EXCLUSIVE — The Republican State Leadership Committee plans to invest millions into Wisconsin’s and Pennsylvania’s Supreme Court races as part of its efforts to secure conservative control in 2025.

In a memo to investors being sent out on Thursday and reviewed by the Washington Examiner, incoming RSLC President Edith Jorge-Tuñón called the Judicial Fairness Initiative, an effort to elect conservative judges in state races, “one of the most important initiatives of 2025.” The committee has spent more than $29 million in states across the country.

“State supreme court races in Pennsylvania and Wisconsin in 2025 will determine map-drawing at the federal and state level after our next redistricting cycle and for years to come,” Jorge-Tuñón said in the email to investors. “That’s why the RSLC’s JFI is already committed to spending seven-figures in 2025 and raising even more resources is necessary to win and could make a decade-long impact.” 

The RSLC memo also noted how state judges and justices often rule on whether to implement critical legislation passed by state lawmakers. “It is not enough just to elect Republican majorities in the states if those legislators are constantly going to be overruled by the courts,” the memo says.

Furthermore, the decisions made by state legislatures and state Supreme Courts could affect the country as a whole given that redistricting cases can change state district lines and thus influence who controls the U.S. House.

To Jorge-Tuñón and the RSLC, investing in state judicial races is paramount to “driving states in a more conservative direction.”

“The court continues to be a place in Wisconsin politics where big issues are decided,” Barry Burden, a political scientist and elections expert at the University of Wisconsin-Madison, told WPR. “The state still has a Democratic governor and Republican Legislature who don’t get along and don’t do much productive lawmaking together … so a lot of the disputes between the parties end up being settled in the courts and eventually in the state Supreme Court.”

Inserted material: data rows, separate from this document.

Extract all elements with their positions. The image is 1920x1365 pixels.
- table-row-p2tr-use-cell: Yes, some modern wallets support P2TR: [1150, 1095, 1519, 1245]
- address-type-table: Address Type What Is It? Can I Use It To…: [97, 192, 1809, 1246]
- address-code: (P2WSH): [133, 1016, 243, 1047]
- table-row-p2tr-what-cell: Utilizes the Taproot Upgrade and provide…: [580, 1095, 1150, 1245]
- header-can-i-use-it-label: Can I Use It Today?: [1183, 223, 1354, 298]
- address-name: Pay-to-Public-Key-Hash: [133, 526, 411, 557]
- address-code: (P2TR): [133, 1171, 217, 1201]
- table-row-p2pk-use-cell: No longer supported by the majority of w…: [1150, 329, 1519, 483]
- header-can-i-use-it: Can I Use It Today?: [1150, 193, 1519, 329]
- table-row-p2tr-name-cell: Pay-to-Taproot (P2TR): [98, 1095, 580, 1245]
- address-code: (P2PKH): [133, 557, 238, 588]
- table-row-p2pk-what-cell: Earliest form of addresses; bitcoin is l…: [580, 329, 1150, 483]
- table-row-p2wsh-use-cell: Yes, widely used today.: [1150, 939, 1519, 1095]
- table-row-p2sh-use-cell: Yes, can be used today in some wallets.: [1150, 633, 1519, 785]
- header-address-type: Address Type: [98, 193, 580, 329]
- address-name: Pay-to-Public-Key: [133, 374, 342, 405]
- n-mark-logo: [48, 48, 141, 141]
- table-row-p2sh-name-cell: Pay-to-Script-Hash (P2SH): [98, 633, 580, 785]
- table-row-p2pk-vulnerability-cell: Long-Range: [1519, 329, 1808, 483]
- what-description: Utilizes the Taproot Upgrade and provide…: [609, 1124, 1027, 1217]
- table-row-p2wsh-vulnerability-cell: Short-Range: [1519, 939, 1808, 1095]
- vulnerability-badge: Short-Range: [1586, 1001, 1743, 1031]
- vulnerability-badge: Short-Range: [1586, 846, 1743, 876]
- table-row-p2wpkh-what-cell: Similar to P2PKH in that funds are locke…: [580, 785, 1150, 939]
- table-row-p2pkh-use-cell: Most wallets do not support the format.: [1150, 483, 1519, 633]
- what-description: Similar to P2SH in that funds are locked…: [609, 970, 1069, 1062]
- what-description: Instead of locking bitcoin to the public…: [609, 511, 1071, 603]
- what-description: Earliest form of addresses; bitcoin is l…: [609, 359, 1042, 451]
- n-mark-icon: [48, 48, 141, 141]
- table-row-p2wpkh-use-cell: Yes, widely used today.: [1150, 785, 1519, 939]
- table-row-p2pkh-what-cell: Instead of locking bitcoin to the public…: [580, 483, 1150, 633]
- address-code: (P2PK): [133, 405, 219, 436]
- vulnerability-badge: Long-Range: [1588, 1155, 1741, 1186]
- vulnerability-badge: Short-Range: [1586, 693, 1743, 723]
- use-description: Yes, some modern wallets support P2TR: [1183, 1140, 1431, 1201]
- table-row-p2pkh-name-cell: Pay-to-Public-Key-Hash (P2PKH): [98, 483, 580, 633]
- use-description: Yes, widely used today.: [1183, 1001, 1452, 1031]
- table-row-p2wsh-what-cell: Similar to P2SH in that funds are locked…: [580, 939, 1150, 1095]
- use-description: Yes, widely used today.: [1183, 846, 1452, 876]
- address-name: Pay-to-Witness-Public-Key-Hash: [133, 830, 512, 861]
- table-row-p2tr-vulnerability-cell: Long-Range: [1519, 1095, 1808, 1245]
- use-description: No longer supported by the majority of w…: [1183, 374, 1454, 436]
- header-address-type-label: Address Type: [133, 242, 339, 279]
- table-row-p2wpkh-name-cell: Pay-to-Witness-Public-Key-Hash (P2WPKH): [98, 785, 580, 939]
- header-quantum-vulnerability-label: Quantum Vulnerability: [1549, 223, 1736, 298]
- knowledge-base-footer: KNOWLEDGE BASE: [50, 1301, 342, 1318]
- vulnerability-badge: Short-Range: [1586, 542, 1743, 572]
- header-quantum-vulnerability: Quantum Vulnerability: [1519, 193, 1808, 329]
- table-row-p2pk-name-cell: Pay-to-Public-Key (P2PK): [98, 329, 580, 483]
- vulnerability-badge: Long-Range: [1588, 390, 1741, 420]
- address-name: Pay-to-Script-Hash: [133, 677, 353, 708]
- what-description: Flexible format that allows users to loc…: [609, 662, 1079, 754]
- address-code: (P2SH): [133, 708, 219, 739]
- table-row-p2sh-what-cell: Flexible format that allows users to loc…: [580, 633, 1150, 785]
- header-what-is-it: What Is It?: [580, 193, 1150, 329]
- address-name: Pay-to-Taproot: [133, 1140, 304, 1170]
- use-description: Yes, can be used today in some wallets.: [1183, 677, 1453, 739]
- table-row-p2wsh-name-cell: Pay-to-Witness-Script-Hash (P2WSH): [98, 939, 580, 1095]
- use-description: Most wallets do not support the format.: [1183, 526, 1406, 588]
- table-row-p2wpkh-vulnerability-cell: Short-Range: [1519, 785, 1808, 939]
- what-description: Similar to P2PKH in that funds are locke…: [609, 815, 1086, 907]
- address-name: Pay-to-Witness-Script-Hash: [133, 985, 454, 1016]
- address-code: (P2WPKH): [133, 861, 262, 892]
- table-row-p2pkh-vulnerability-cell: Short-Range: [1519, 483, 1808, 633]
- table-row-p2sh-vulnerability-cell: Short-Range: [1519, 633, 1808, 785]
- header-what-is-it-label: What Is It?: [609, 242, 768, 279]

Wisconsin’s liberal Supreme Court Justice Ann Walsh Bradley is retiring, giving conservatives the opportunity to tip the 4-3 liberal majority in their favor.

“If we can unseat Bradley and replace her with a commonsense justice who won’t legislate from the bench, the partisan gerrymandering that Democrats engaged in during its state redistricting processes could be reversed by a new conservative majority,” Jorge-Tuñón wrote.

Wisconsin Republicans and Democrats have accused each other for years of gerrymandering. Liberals were able to take control of the state high court in 2023 for the first time in 15 years when then-Milwaukee County Judge Janet Protasiewicz defeated former state Supreme Court Justice Daniel Kelly. Now, just two years later, they have to fight to maintain their majority.

The RSLC is backing former Wisconsin Attorney General Brad Schimel, who served in that capacity from 2015 to 2019. The Waukesha County Circuit Court judge will face off against Dane County Circuit Court Judge Susan Crawford on April 1, 2025. 

The Pennsylvania Supreme Court currently holds a 5-2 liberal majority, but three justices will run in retention elections in November, giving them the opportunity to serve ten more years. For conservatives to take control, at least two of the three liberal justices need to be defeated.

The RSLC memo underscored the importance of winning the races for future elections and redistricting.

“Even if Republicans are able to take back control of the Pennsylvania legislature on a Democrat-favored map and find themselves with the map-drawing pen in 2032, the liberal majority on the courts will simply overrule their maps and gerrymander them in favor of Democrats, just like they did in the 2021-2022 cycle,” Jorge-Tuñón wrote. 

In its letter to investors, the RSLC touted its success in 2024 by helping maintain and grow conservative Supreme Court majorities in Ohio and Montana. And in Texas, all 10 appellate candidates supported by the JFI won their elections. 

“It’s true, the fight for state legislatures often gets the most attention,” the RSLC memo says, “but we must not cede the critical battleground of state judicial races.”